Desde o lançamento da “Carne de laboratório” há uma década com a apresentação do primeiro “hambúrguer cultivado em laboratório”, o interesse da comunicação social por essa tecnologia agroalimentar nunca diminuiu. Esse interesse resultou numa adesão dos investigadores a esta moda: só em 2020, mais de 12.000 publicações referiam esse assunto! No entanto, no mesmo período, proporcionalmente, poucos artigos científicos trataram do tema – cerca de 300. Uma desconexão raramente observada para o investigador que estudou esse fenómeno “dando uma imagem tendenciosa do debate”. O exagero da comunicação social à volta da “carne de laboratório” também resultou paradoxalmente no silêncio de parte do debate científico sobre o real impacto dessa tecnologia. Uma revisão científica publicada recentemente fornece uma visão abrangente do real conhecimento académico sobre “carne de laboratório”. Uma oportunidade de olhar para o estado atual do debate académico sobre o assunto.

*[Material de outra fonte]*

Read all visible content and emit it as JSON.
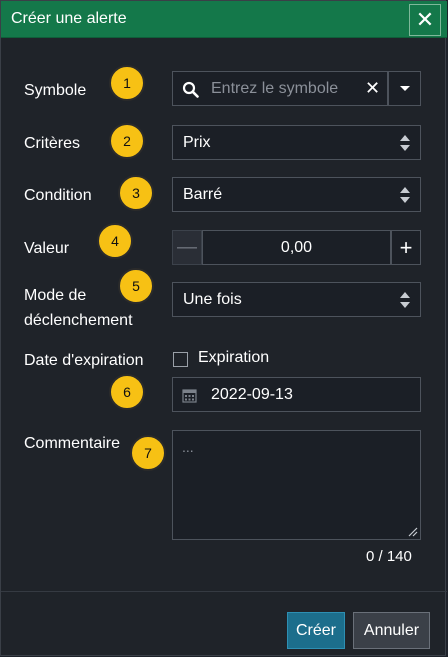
{
  "dialog": {
    "title": "Créer une alerte",
    "close_icon": "close-icon",
    "accent": "#14784a"
  },
  "form": {
    "symbol": {
      "label": "Symbole",
      "placeholder": "Entrez le symbole",
      "clear": "✕"
    },
    "criteria": {
      "label": "Critères",
      "value": "Prix"
    },
    "condition": {
      "label": "Condition",
      "value": "Barré"
    },
    "value": {
      "label": "Valeur",
      "value": "0,00",
      "minus": "—",
      "plus": "+"
    },
    "trigger_mode": {
      "label_line1": "Mode de",
      "label_line2": "déclenchement",
      "value": "Une fois"
    },
    "expiration": {
      "label": "Date d'expiration",
      "checkbox_label": "Expiration",
      "checked": false,
      "date": "2022-09-13"
    },
    "comment": {
      "label": "Commentaire",
      "placeholder": "...",
      "counter": "0 / 140"
    }
  },
  "badges": [
    "1",
    "2",
    "3",
    "4",
    "5",
    "6",
    "7"
  ],
  "footer": {
    "create_label": "Créer",
    "cancel_label": "Annuler"
  }
}
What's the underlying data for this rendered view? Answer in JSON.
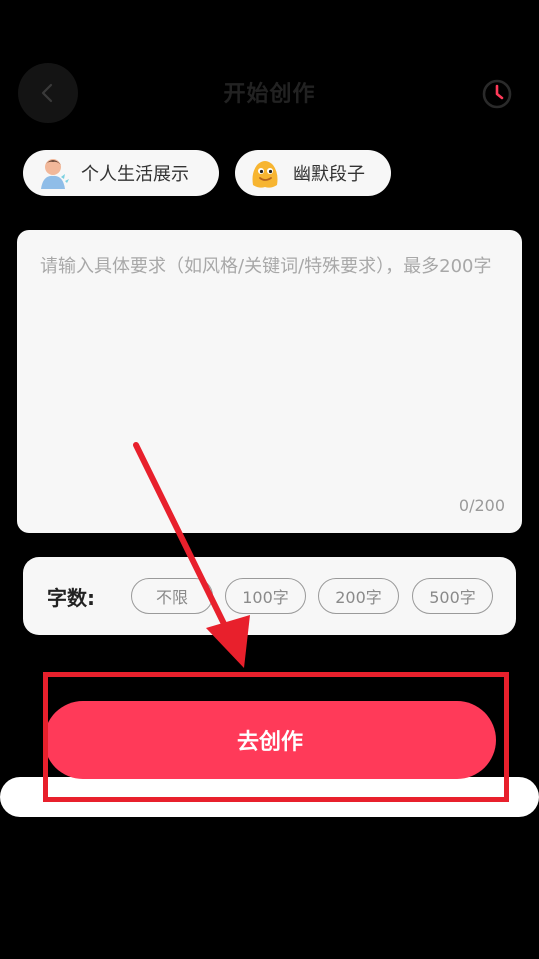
{
  "header": {
    "title": "开始创作",
    "back_icon": "chevron-left-icon",
    "history_icon": "clock-icon"
  },
  "topics": [
    {
      "label": "个人生活展示",
      "icon": "person-relaxing-emoji-icon"
    },
    {
      "label": "幽默段子",
      "icon": "melting-blob-emoji-icon"
    }
  ],
  "prompt": {
    "placeholder": "请输入具体要求（如风格/关键词/特殊要求），最多200字",
    "counter": "0/200"
  },
  "word_count": {
    "label": "字数:",
    "options": [
      "不限",
      "100字",
      "200字",
      "500字"
    ]
  },
  "create_button": {
    "label": "去创作"
  },
  "colors": {
    "background": "#000000",
    "card": "#f7f7f7",
    "accent": "#ff3a59",
    "annotation": "#e8202c"
  }
}
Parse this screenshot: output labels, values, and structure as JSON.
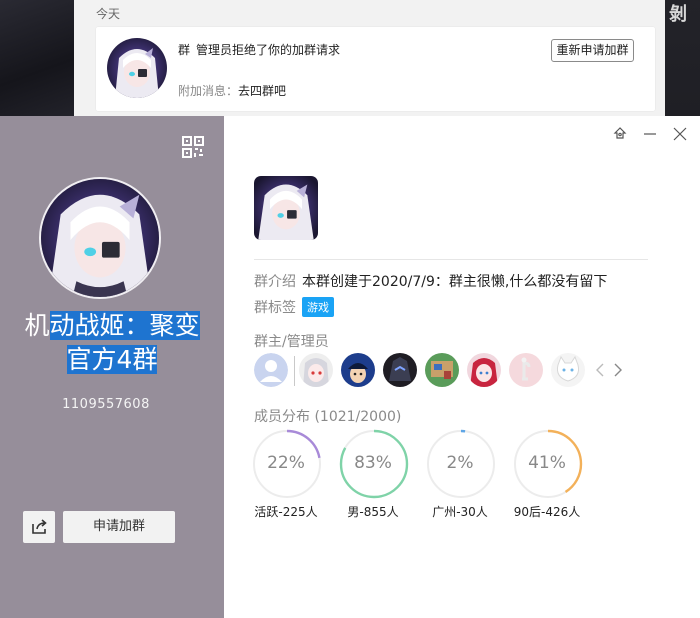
{
  "notification": {
    "day_label": "今天",
    "group_word": "群",
    "message": "管理员拒绝了你的加群请求",
    "reapply_label": "重新申请加群",
    "extra_label": "附加消息：",
    "extra_value": "去四群吧"
  },
  "background": {
    "corner_text": "剝"
  },
  "group": {
    "name_line1_prefix": "机",
    "name_line1_selected": "动战姬：聚变",
    "name_line2": "官方4群",
    "id": "1109557608",
    "apply_label": "申请加群"
  },
  "info": {
    "intro_label": "群介绍",
    "intro_value": "本群创建于2020/7/9：群主很懒,什么都没有留下",
    "tag_label": "群标签",
    "tag_value": "游戏"
  },
  "admins": {
    "title": "群主/管理员",
    "avatars": [
      "default-user-icon",
      "silver-hair-avatar",
      "blue-cap-avatar",
      "dark-mech-avatar",
      "pixel-art-avatar",
      "red-hair-avatar",
      "pink-doll-avatar",
      "white-cat-avatar"
    ]
  },
  "distribution": {
    "title": "成员分布 (1021/2000)",
    "stats": [
      {
        "percent": "22%",
        "fraction": 0.22,
        "label": "活跃-225人",
        "color": "#a88ad8"
      },
      {
        "percent": "83%",
        "fraction": 0.83,
        "label": "男-855人",
        "color": "#7fd3a8"
      },
      {
        "percent": "2%",
        "fraction": 0.02,
        "label": "广州-30人",
        "color": "#5fa6e6"
      },
      {
        "percent": "41%",
        "fraction": 0.41,
        "label": "90后-426人",
        "color": "#f3b15a"
      }
    ]
  },
  "colors": {
    "left_pane": "#968e9a",
    "selection": "#1e74d0",
    "tag_chip": "#1aa3f5"
  }
}
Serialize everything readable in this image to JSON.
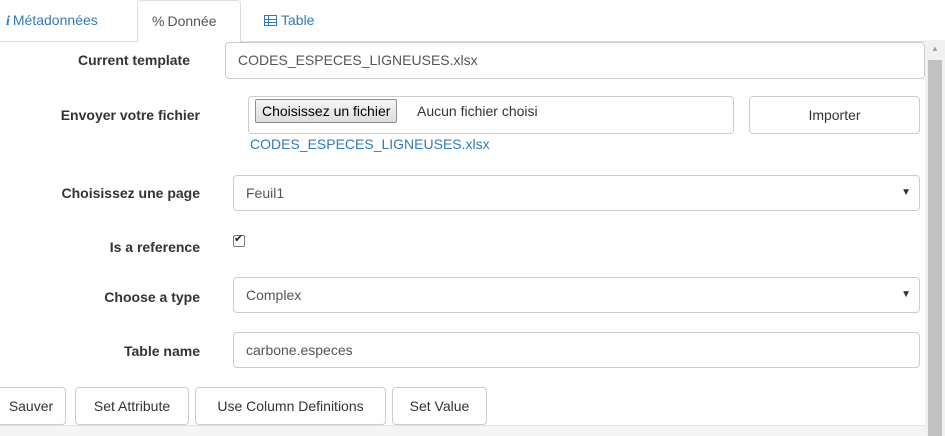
{
  "tabs": [
    {
      "label": "Métadonnées",
      "icon": "info-icon",
      "glyph": "i"
    },
    {
      "label": "Donnée",
      "icon": "link-icon",
      "glyph": "%"
    },
    {
      "label": "Table",
      "icon": "table-icon"
    }
  ],
  "form": {
    "current_template": {
      "label": "Current template",
      "value": "CODES_ESPECES_LIGNEUSES.xlsx"
    },
    "upload": {
      "label": "Envoyer votre fichier",
      "choose_button": "Choisissez un fichier",
      "no_file": "Aucun fichier choisi",
      "import_button": "Importer",
      "file_link": "CODES_ESPECES_LIGNEUSES.xlsx"
    },
    "page": {
      "label": "Choisissez une page",
      "value": "Feuil1"
    },
    "reference": {
      "label": "Is a reference",
      "checked": true
    },
    "type": {
      "label": "Choose a type",
      "value": "Complex"
    },
    "table_name": {
      "label": "Table name",
      "value": "carbone.especes"
    }
  },
  "actions": {
    "save": "Sauver",
    "set_attribute": "Set Attribute",
    "use_column_definitions": "Use Column Definitions",
    "set_value": "Set Value"
  },
  "colors": {
    "link": "#337ab7",
    "border": "#cccccc",
    "text": "#333333"
  },
  "scrollbar": {
    "up_glyph": "▲"
  },
  "caret_glyph": "▼"
}
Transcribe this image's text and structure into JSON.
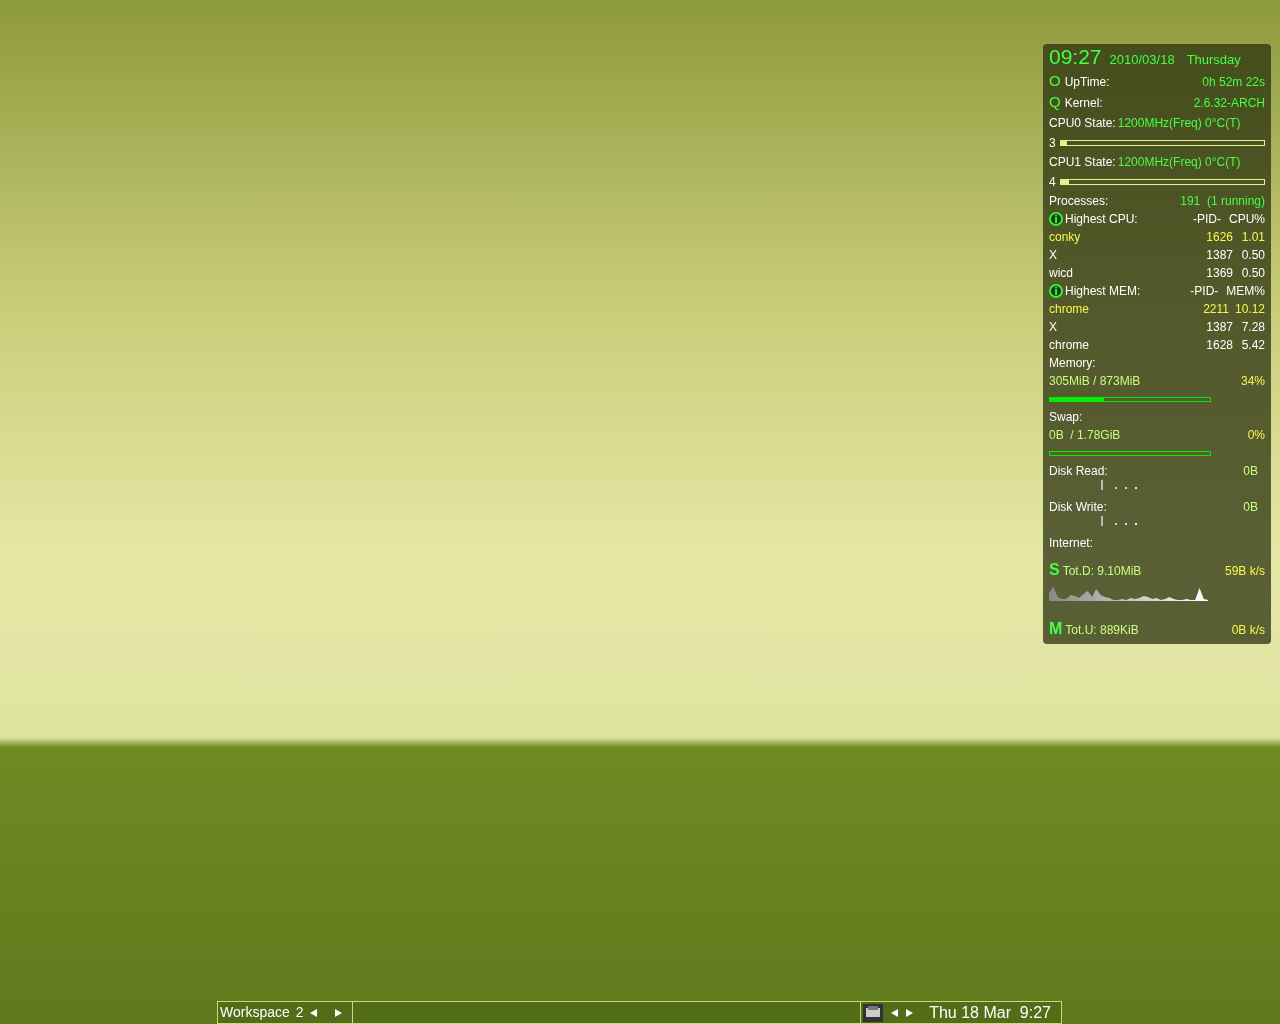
{
  "conky": {
    "clock": {
      "time": "09:27",
      "date": "2010/03/18",
      "day": "Thursday"
    },
    "info_rows": [
      {
        "icon": "O",
        "label": "UpTime:",
        "value": "0h 52m 22s"
      },
      {
        "icon": "Q",
        "label": "Kernel:",
        "value": "2.6.32-ARCH"
      }
    ],
    "cpus": [
      {
        "label": "CPU0 State:",
        "value": "1200MHz(Freq) 0°C(T)",
        "usage": "3",
        "level": 0.03
      },
      {
        "label": "CPU1 State:",
        "value": "1200MHz(Freq) 0°C(T)",
        "usage": "4",
        "level": 0.04
      }
    ],
    "processes": {
      "label": "Processes:",
      "value": "191  (1 running)"
    },
    "top_tables": [
      {
        "icon": "i",
        "title": "Highest CPU:",
        "pid_header": "-PID-",
        "metric_header": "CPU%",
        "rows": [
          {
            "name": "conky",
            "pid": "1626",
            "value": "1.01",
            "highlighted": true
          },
          {
            "name": "X",
            "pid": "1387",
            "value": "0.50",
            "highlighted": false
          },
          {
            "name": "wicd",
            "pid": "1369",
            "value": "0.50",
            "highlighted": false
          }
        ]
      },
      {
        "icon": "i",
        "title": "Highest MEM:",
        "pid_header": "-PID-",
        "metric_header": "MEM%",
        "rows": [
          {
            "name": "chrome",
            "pid": "2211",
            "value": "10.12",
            "highlighted": true
          },
          {
            "name": "X",
            "pid": "1387",
            "value": "7.28",
            "highlighted": false
          },
          {
            "name": "chrome",
            "pid": "1628",
            "value": "5.42",
            "highlighted": false
          }
        ]
      }
    ],
    "meters": [
      {
        "label": "Memory:",
        "usage": "305MiB / 873MiB",
        "percent": "34%",
        "level": 0.34
      },
      {
        "label": "Swap:",
        "usage": "0B  / 1.78GiB",
        "percent": "0%",
        "level": 0
      }
    ],
    "disks": [
      {
        "label": "Disk Read:",
        "value": "0B"
      },
      {
        "label": "Disk Write:",
        "value": "0B"
      }
    ],
    "internet": {
      "label": "Internet:",
      "links": [
        {
          "kind": "down",
          "icon": "S",
          "total": "Tot.D: 9.10MiB",
          "speed": "59B k/s"
        },
        {
          "kind": "up",
          "icon": "M",
          "total": "Tot.U: 889KiB",
          "speed": "0B k/s"
        }
      ]
    }
  },
  "taskbar": {
    "workspace_label": "Workspace",
    "workspace_number": "2",
    "clock": "Thu 18 Mar  9:27"
  }
}
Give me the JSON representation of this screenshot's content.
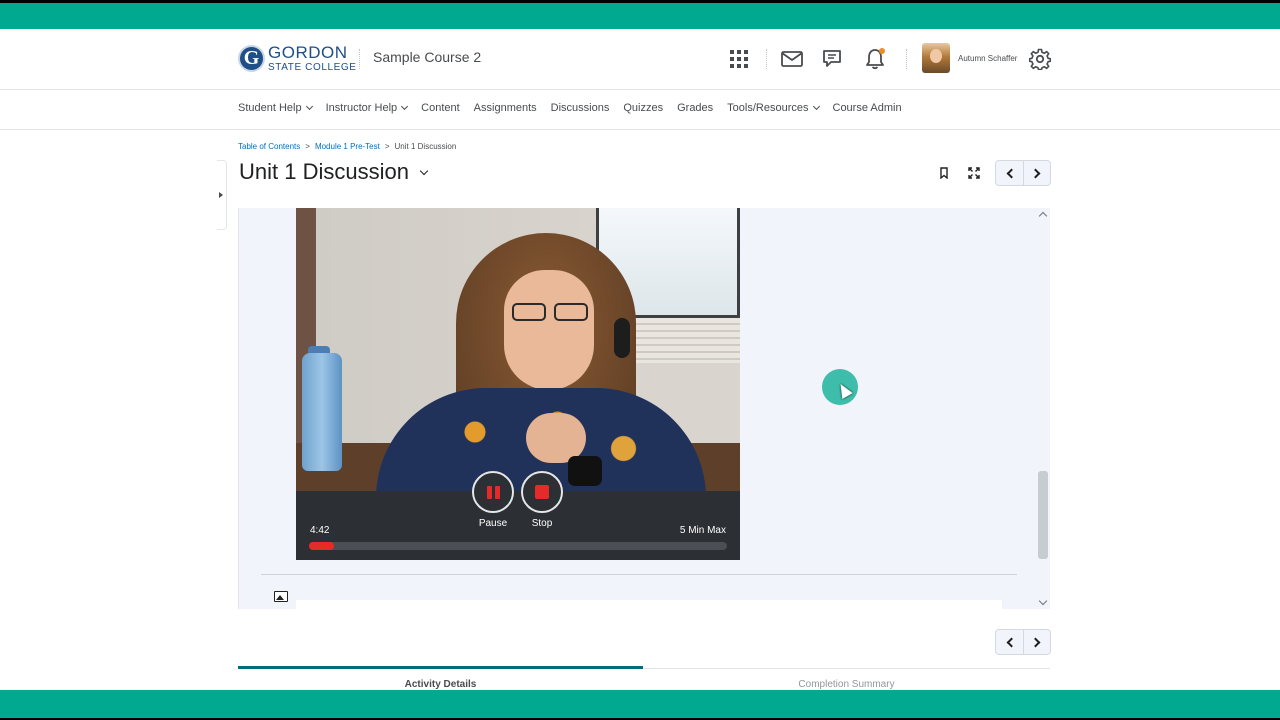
{
  "header": {
    "logo_main": "GORDON",
    "logo_sub": "STATE COLLEGE",
    "logo_letter": "G",
    "course_title": "Sample Course 2",
    "user_name": "Autumn Schaffer",
    "icons": [
      "waffle-icon",
      "mail-icon",
      "chat-icon",
      "bell-icon",
      "gear-icon"
    ]
  },
  "nav": {
    "items": [
      {
        "label": "Student Help",
        "dropdown": true
      },
      {
        "label": "Instructor Help",
        "dropdown": true
      },
      {
        "label": "Content",
        "dropdown": false
      },
      {
        "label": "Assignments",
        "dropdown": false
      },
      {
        "label": "Discussions",
        "dropdown": false
      },
      {
        "label": "Quizzes",
        "dropdown": false
      },
      {
        "label": "Grades",
        "dropdown": false
      },
      {
        "label": "Tools/Resources",
        "dropdown": true
      },
      {
        "label": "Course Admin",
        "dropdown": false
      }
    ]
  },
  "breadcrumbs": {
    "items": [
      "Table of Contents",
      "Module 1 Pre-Test"
    ],
    "current": "Unit 1 Discussion",
    "separator": ">"
  },
  "page": {
    "title": "Unit 1 Discussion"
  },
  "recorder": {
    "pause_label": "Pause",
    "stop_label": "Stop",
    "elapsed": "4:42",
    "max_label": "5 Min Max",
    "progress_fraction": 0.06
  },
  "tabs": {
    "active": "Activity Details",
    "inactive": "Completion Summary"
  },
  "colors": {
    "brand_teal": "#00a98f",
    "record_red": "#e52a2a",
    "link_blue": "#006fbf",
    "tab_accent": "#006d7a",
    "logo_blue": "#1f4f86"
  }
}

Limitações relacionadas ao processo de produção

Esta resenha chama a atenção para as importantes limitações no processo de produção da “carne de laboratório”. Começa a partir do método que precisa de uma biópsia de um pedaço de músculo de um animal vivo para obter células-tronco vivas. Consequentemente, como essas amostras precisam ser coletadas com relativa regularidade, isso levanta novas questões éticas e de bem-estar.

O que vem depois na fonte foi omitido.